Hughes: Well, I have to say Syracuse-Virginia. It's the most fun to watch, and honestly, it was easily the most fun game to play. I also loved hearing about Johns Hopkins-Maryland; those games always seemed nuts because they are both powerful teams in such close proximity.
Harrison: I agree, Hughey, Syracuse-Virginia is certainly a game that the entire lacrosse world looks forward to, myself included. But, I've got to go with Hopkins-Maryland for my favorite rivalry game. I got to play in the 100th anniversary game of Maryland-Hopkins my junior year of college, and outside of the Final Fours and the two national championship games I got to play in, that was the most exciting environment I've ever played in. You can throw records out the window whenever these two teams meet, and it will always be an emotional, hard-hitting game, and that's what makes it the best rivalry in the sport. But as I mentioned, UVa-Cuse is right there next to it.
3. If you were a coach, would you give up a home game to play in a bigger venue on a national stage?
Hughes: It depends what "home" is. I think if you play at Syracuse, Hopkins, Virginia, Maryland or Denver (and there are a handful of others), it's harder to give up that home field. But for most other schools, that is such a fun environment, you end up not losing much. For most schools, I think it's a no-brainer, and for coaches who think they will play in the tournament, it's good to get neutral-field experience.
Harrison: Tough call! There are so many different things that go into making a decision to give up your home field to play in a professional venue on a national stage. For the sport, it's a great thing, as it brings more national attention, but playing at home in most cases is certainly an advantage. There's no place on earth I'd rather play a game than Homewood Field, just like I'm sure Cuse cats would want to play in the Dome rather than a professional venue if given the choice. It also depends on the opponent. If it's a huge rivalry game, playing at home is certainly a huge advantage and one that most coaches wouldn't be willing to give up. But if it's an early-season game and a lesser opponent, maybe coaches would be more likely to want to give the professional venue a try to help grow the game.

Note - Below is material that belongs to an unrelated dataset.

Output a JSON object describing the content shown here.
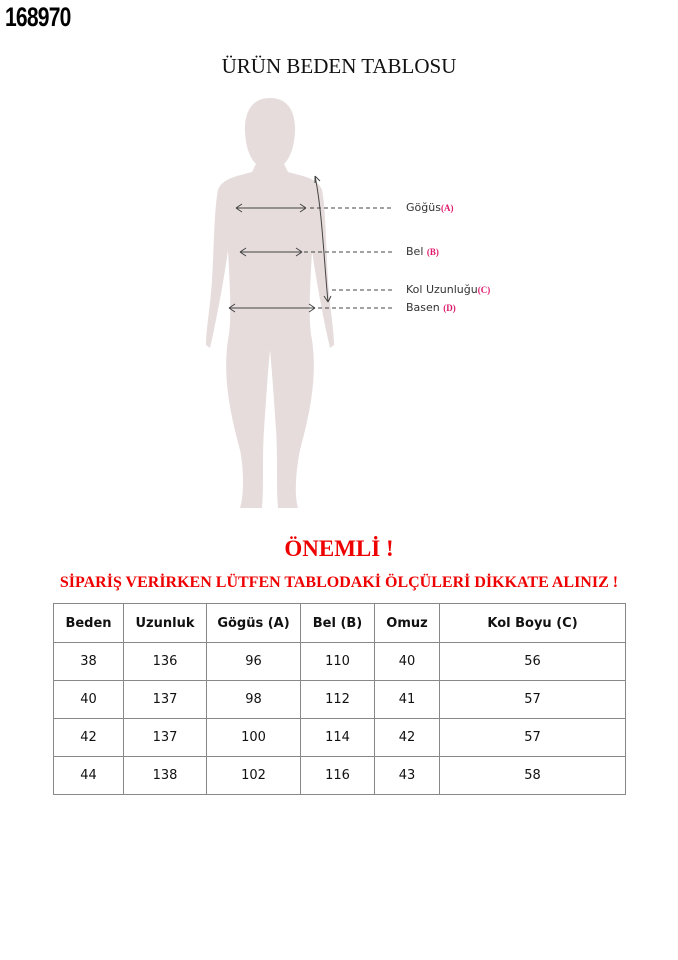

4. What do you think about tournament expansion in lacrosse?
Hughes: Army's upset of Syracuse notwithstanding, it's not often that one of the top four seeds is upset in the first or second rounds. But another round of high-stakes lacrosse on TV could do nothing but help the sport and give more schools a chance to attract big recruits. I don't think expanding makes it any better as far as talent, but I do think it gives us more intense lacrosse to watch! Go for it!
Harrison: Agreed, Hughey, vary rarely in our sport does a low seed knock down a 1-4 seed. And adding a weekend of high-level lacrosse only would help the sport continue its growth and give lacrosse fans one more weekend of great lacrosse to watch. I'm all for it.

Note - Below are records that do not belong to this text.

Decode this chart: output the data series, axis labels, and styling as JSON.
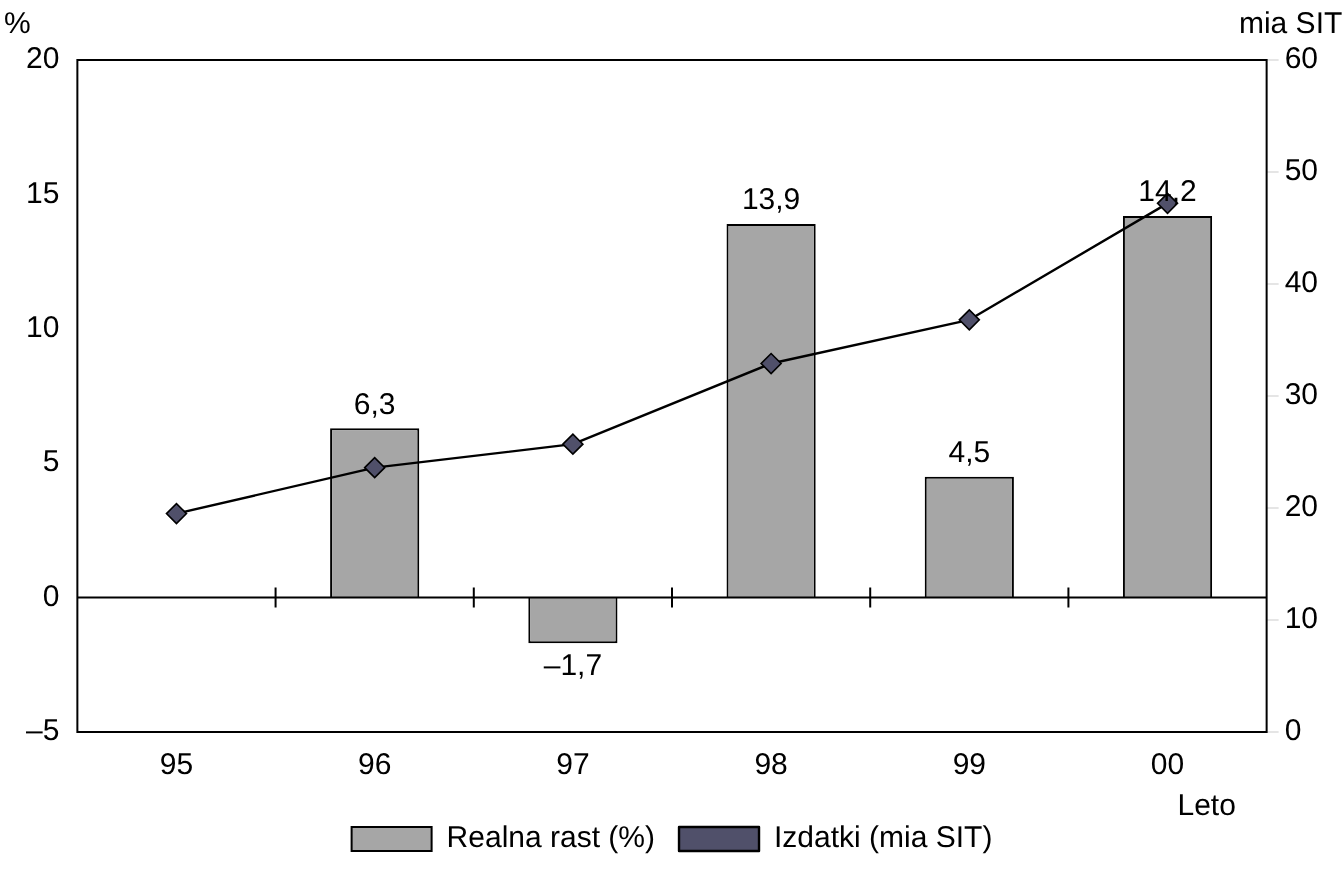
{
  "chart_data": {
    "type": "bar",
    "xlabel": "Leto",
    "ylabel": "%",
    "y2label": "mia SIT",
    "categories": [
      "95",
      "96",
      "97",
      "98",
      "99",
      "00"
    ],
    "series": [
      {
        "name": "Realna rast (%)",
        "color": "#a6a6a6",
        "values": [
          null,
          6.3,
          -1.7,
          13.9,
          4.5,
          14.2
        ],
        "value_labels": [
          null,
          "6,3",
          "–1,7",
          "13,9",
          "4,5",
          "14,2"
        ]
      },
      {
        "name": "Izdatki (mia SIT)",
        "type": "line",
        "axis": "y2",
        "color": "#000000",
        "marker": "diamond",
        "values": [
          19.5,
          23.6,
          25.7,
          32.9,
          36.8,
          47.2
        ]
      }
    ],
    "ylim": [
      -5,
      20
    ],
    "yticks": [
      {
        "value": -5,
        "label": "–5"
      },
      0,
      5,
      10,
      15,
      20
    ],
    "y2lim": [
      0,
      60
    ],
    "y2ticks": [
      0,
      10,
      20,
      30,
      40,
      50,
      60
    ],
    "ref_lines": [
      {
        "axis": "y",
        "value": 0,
        "label": null
      }
    ],
    "grid": false,
    "legend": "bottom"
  }
}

5. What are your thoughts on the speed of the game -- and the suggestions for improvement?
Hughes: I am 100 percent in favor of a shot clock, but I don't like taking away the faceoff. It's such a huge part of the game. I love watching faceoff specialists and amazing wing play become a factor. As long as they have to shoot the ball within a certain amount of time, keep the faceoff. Then again, I played on a team that was up-tempo and wanted to get up and down the field and make plays. There would be an even higher demand for quality lacrosse players who are athletes between the lines as transition offense and defense, as well as middies who can stay on the field.

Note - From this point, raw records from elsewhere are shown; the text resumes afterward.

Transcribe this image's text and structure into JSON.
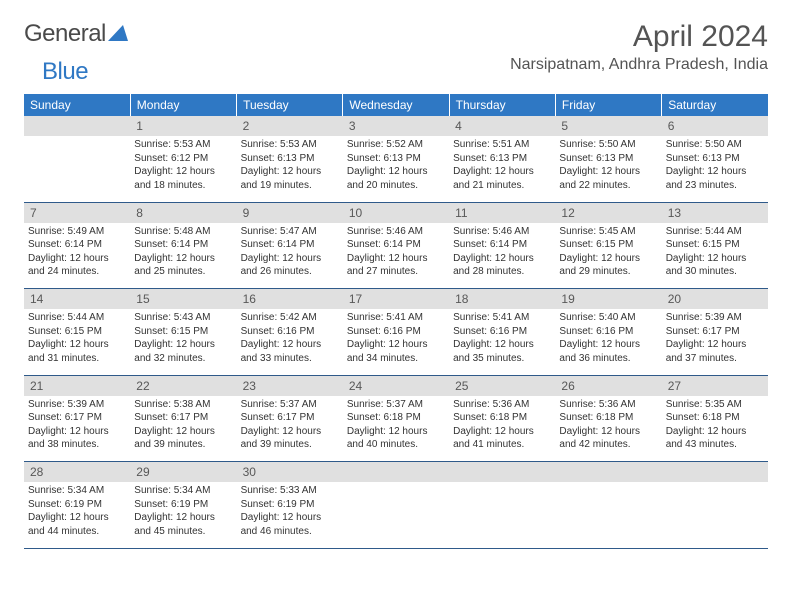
{
  "logo": {
    "text1": "General",
    "text2": "Blue"
  },
  "title": "April 2024",
  "location": "Narsipatnam, Andhra Pradesh, India",
  "colors": {
    "header_bg": "#2f78c4",
    "header_fg": "#ffffff",
    "daynum_bg": "#e0e0e0",
    "daynum_fg": "#585858",
    "rule": "#2f5a8a",
    "title_color": "#545454"
  },
  "weekdays": [
    "Sunday",
    "Monday",
    "Tuesday",
    "Wednesday",
    "Thursday",
    "Friday",
    "Saturday"
  ],
  "weeks": [
    {
      "nums": [
        "",
        "1",
        "2",
        "3",
        "4",
        "5",
        "6"
      ],
      "cells": [
        null,
        {
          "sunrise": "5:53 AM",
          "sunset": "6:12 PM",
          "dl": "12 hours and 18 minutes."
        },
        {
          "sunrise": "5:53 AM",
          "sunset": "6:13 PM",
          "dl": "12 hours and 19 minutes."
        },
        {
          "sunrise": "5:52 AM",
          "sunset": "6:13 PM",
          "dl": "12 hours and 20 minutes."
        },
        {
          "sunrise": "5:51 AM",
          "sunset": "6:13 PM",
          "dl": "12 hours and 21 minutes."
        },
        {
          "sunrise": "5:50 AM",
          "sunset": "6:13 PM",
          "dl": "12 hours and 22 minutes."
        },
        {
          "sunrise": "5:50 AM",
          "sunset": "6:13 PM",
          "dl": "12 hours and 23 minutes."
        }
      ]
    },
    {
      "nums": [
        "7",
        "8",
        "9",
        "10",
        "11",
        "12",
        "13"
      ],
      "cells": [
        {
          "sunrise": "5:49 AM",
          "sunset": "6:14 PM",
          "dl": "12 hours and 24 minutes."
        },
        {
          "sunrise": "5:48 AM",
          "sunset": "6:14 PM",
          "dl": "12 hours and 25 minutes."
        },
        {
          "sunrise": "5:47 AM",
          "sunset": "6:14 PM",
          "dl": "12 hours and 26 minutes."
        },
        {
          "sunrise": "5:46 AM",
          "sunset": "6:14 PM",
          "dl": "12 hours and 27 minutes."
        },
        {
          "sunrise": "5:46 AM",
          "sunset": "6:14 PM",
          "dl": "12 hours and 28 minutes."
        },
        {
          "sunrise": "5:45 AM",
          "sunset": "6:15 PM",
          "dl": "12 hours and 29 minutes."
        },
        {
          "sunrise": "5:44 AM",
          "sunset": "6:15 PM",
          "dl": "12 hours and 30 minutes."
        }
      ]
    },
    {
      "nums": [
        "14",
        "15",
        "16",
        "17",
        "18",
        "19",
        "20"
      ],
      "cells": [
        {
          "sunrise": "5:44 AM",
          "sunset": "6:15 PM",
          "dl": "12 hours and 31 minutes."
        },
        {
          "sunrise": "5:43 AM",
          "sunset": "6:15 PM",
          "dl": "12 hours and 32 minutes."
        },
        {
          "sunrise": "5:42 AM",
          "sunset": "6:16 PM",
          "dl": "12 hours and 33 minutes."
        },
        {
          "sunrise": "5:41 AM",
          "sunset": "6:16 PM",
          "dl": "12 hours and 34 minutes."
        },
        {
          "sunrise": "5:41 AM",
          "sunset": "6:16 PM",
          "dl": "12 hours and 35 minutes."
        },
        {
          "sunrise": "5:40 AM",
          "sunset": "6:16 PM",
          "dl": "12 hours and 36 minutes."
        },
        {
          "sunrise": "5:39 AM",
          "sunset": "6:17 PM",
          "dl": "12 hours and 37 minutes."
        }
      ]
    },
    {
      "nums": [
        "21",
        "22",
        "23",
        "24",
        "25",
        "26",
        "27"
      ],
      "cells": [
        {
          "sunrise": "5:39 AM",
          "sunset": "6:17 PM",
          "dl": "12 hours and 38 minutes."
        },
        {
          "sunrise": "5:38 AM",
          "sunset": "6:17 PM",
          "dl": "12 hours and 39 minutes."
        },
        {
          "sunrise": "5:37 AM",
          "sunset": "6:17 PM",
          "dl": "12 hours and 39 minutes."
        },
        {
          "sunrise": "5:37 AM",
          "sunset": "6:18 PM",
          "dl": "12 hours and 40 minutes."
        },
        {
          "sunrise": "5:36 AM",
          "sunset": "6:18 PM",
          "dl": "12 hours and 41 minutes."
        },
        {
          "sunrise": "5:36 AM",
          "sunset": "6:18 PM",
          "dl": "12 hours and 42 minutes."
        },
        {
          "sunrise": "5:35 AM",
          "sunset": "6:18 PM",
          "dl": "12 hours and 43 minutes."
        }
      ]
    },
    {
      "nums": [
        "28",
        "29",
        "30",
        "",
        "",
        "",
        ""
      ],
      "cells": [
        {
          "sunrise": "5:34 AM",
          "sunset": "6:19 PM",
          "dl": "12 hours and 44 minutes."
        },
        {
          "sunrise": "5:34 AM",
          "sunset": "6:19 PM",
          "dl": "12 hours and 45 minutes."
        },
        {
          "sunrise": "5:33 AM",
          "sunset": "6:19 PM",
          "dl": "12 hours and 46 minutes."
        },
        null,
        null,
        null,
        null
      ]
    }
  ]
}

Harrison: Not loving the idea of agreeing with you so much, but I completely agree with your answer. I'm not in favor of getting rid of the faceoff as it's become such an important and exciting part of the game. Over the past few years, we've seen dominant faceoff men completely control the game for their teams, and it would be a shame to take away that piece of the game. I am definitely in favor of putting a shot clock in place. It's got to happen! From the 30-40 seconds it can take for teams to sub guys in the game, to a slow invert offense where a team tries to eat five minutes off the clock, the game slows down too much. We've got so many great athletes playing this sport, let's have them getting up and down the field more!